Renzi, a cui mai abbiamo negato l’astuzia, dopo aver capitalizzato il sostegno del presidente Barack Obama alla sua riforma costituzionale, ottenuto durante la recente cena-spettacolo alla Casa Bianca, è tornato a guardare al cortile di casa e cosa ha visto? La potentissima “flotta del Baltico” in assetto di guerra attraversare il Canale della Manica per fare rotta verso il Mediterraneo. La decisione del Cremlino di muovere la flotta per “chiudere” di fatto il settore orientale del mar Egeo mostra la volontà di Putin di andare fino in fondo sulla questione siriana, anche a costo di mettere a rischio la stabilità degli equilibri internazionali. Per Renzi rompere con Mosca quando le sue navi incrociano a largo delle coste italiane non sarebbe stato saggio. Soprattutto se si considera il fatto che solo alcuni giorni fa il governo italiano aveva obbedito all’ordine della Nato di predisporre l’invio di un proprio contingente militare da aggregare alla forza d’impatto dell’Alleanza da schierare in Lettonia, in prossimità del confine con la Federazione Russa. Vista la reazione negativa del Cremlino per il voltafaccia italiano, il “niet” renziano dato a Bruxelles può essere letto come un parziale gesto di riparazione verso l’interlocutore moscovita.
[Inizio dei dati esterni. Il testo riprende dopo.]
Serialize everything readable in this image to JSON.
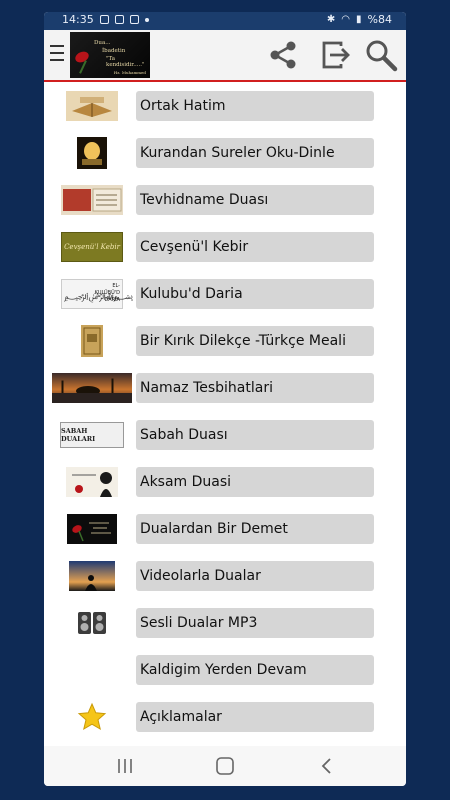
{
  "status": {
    "time": "14:35",
    "battery": "%84"
  },
  "logo": {
    "line1": "Dua...",
    "line2": "İbadetin",
    "line3": "\"Ta kendisidir.....\"",
    "signature": "Hz. Muhammed"
  },
  "items": [
    {
      "label": "Ortak Hatim",
      "icon": "quran-book-icon"
    },
    {
      "label": "Kurandan Sureler Oku-Dinle",
      "icon": "lamp-icon"
    },
    {
      "label": "Tevhidname Duası",
      "icon": "tevhid-book-icon"
    },
    {
      "label": "Cevşenü'l Kebir",
      "icon": "cevsen-cover-icon"
    },
    {
      "label": "Kulubu'd Daria",
      "icon": "calligraphy-icon"
    },
    {
      "label": "Bir Kırık Dilekçe -Türkçe Meali",
      "icon": "book-cover-icon"
    },
    {
      "label": "Namaz Tesbihatlari",
      "icon": "mosque-sunset-icon"
    },
    {
      "label": "Sabah Duası",
      "icon": "sabah-banner-icon"
    },
    {
      "label": "Aksam Duasi",
      "icon": "aksam-icon"
    },
    {
      "label": "Dualardan Bir Demet",
      "icon": "rose-logo-icon"
    },
    {
      "label": "Videolarla Dualar",
      "icon": "video-prayer-icon"
    },
    {
      "label": "Sesli Dualar  MP3",
      "icon": "speakers-icon"
    },
    {
      "label": "Kaldigim Yerden Devam",
      "icon": ""
    },
    {
      "label": "Açıklamalar",
      "icon": "star-icon"
    }
  ],
  "thumb_text": {
    "sabah": "SABAH DUALARI",
    "cevsen": "Cevşenü'l Kebir",
    "kulub": "EL-KULÜBÜ'D DARİA"
  },
  "colors": {
    "accent": "#d11f1f",
    "statusbar": "#1b3d6d",
    "item_bg": "#d6d6d6"
  }
}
È il trionfo dell’italica politica del “un colpo al cerchio e un altro alla botte”, con la quale il nostro presidente del Consiglio conta di barcamenarsi sulla scena internazionale, lui orcio di terracotta tra botti di ferro. Funzionerà? È possibile che, nell’immediato, il cerchiobottismo lo tenga a galla. Ma per quanto tempo? Ciò che appare evidente è che, prima o dopo, tutti i nodi della crisi Usa-Ue-Federazione Russa verranno al pettine e ci sarà da decidere da che parte stare. Non sarà un momento facile per nessuno, perché le conseguenze di scelte sbagliate potrebbero rivelarsi irreversibili. Auguriamoci per il bene del nostro Paese che, giunta l’ora, a Palazzo Chigi non ci sia più lui, Matteo il funambolo: l’ultima capriola potrebbe non venirgli bene.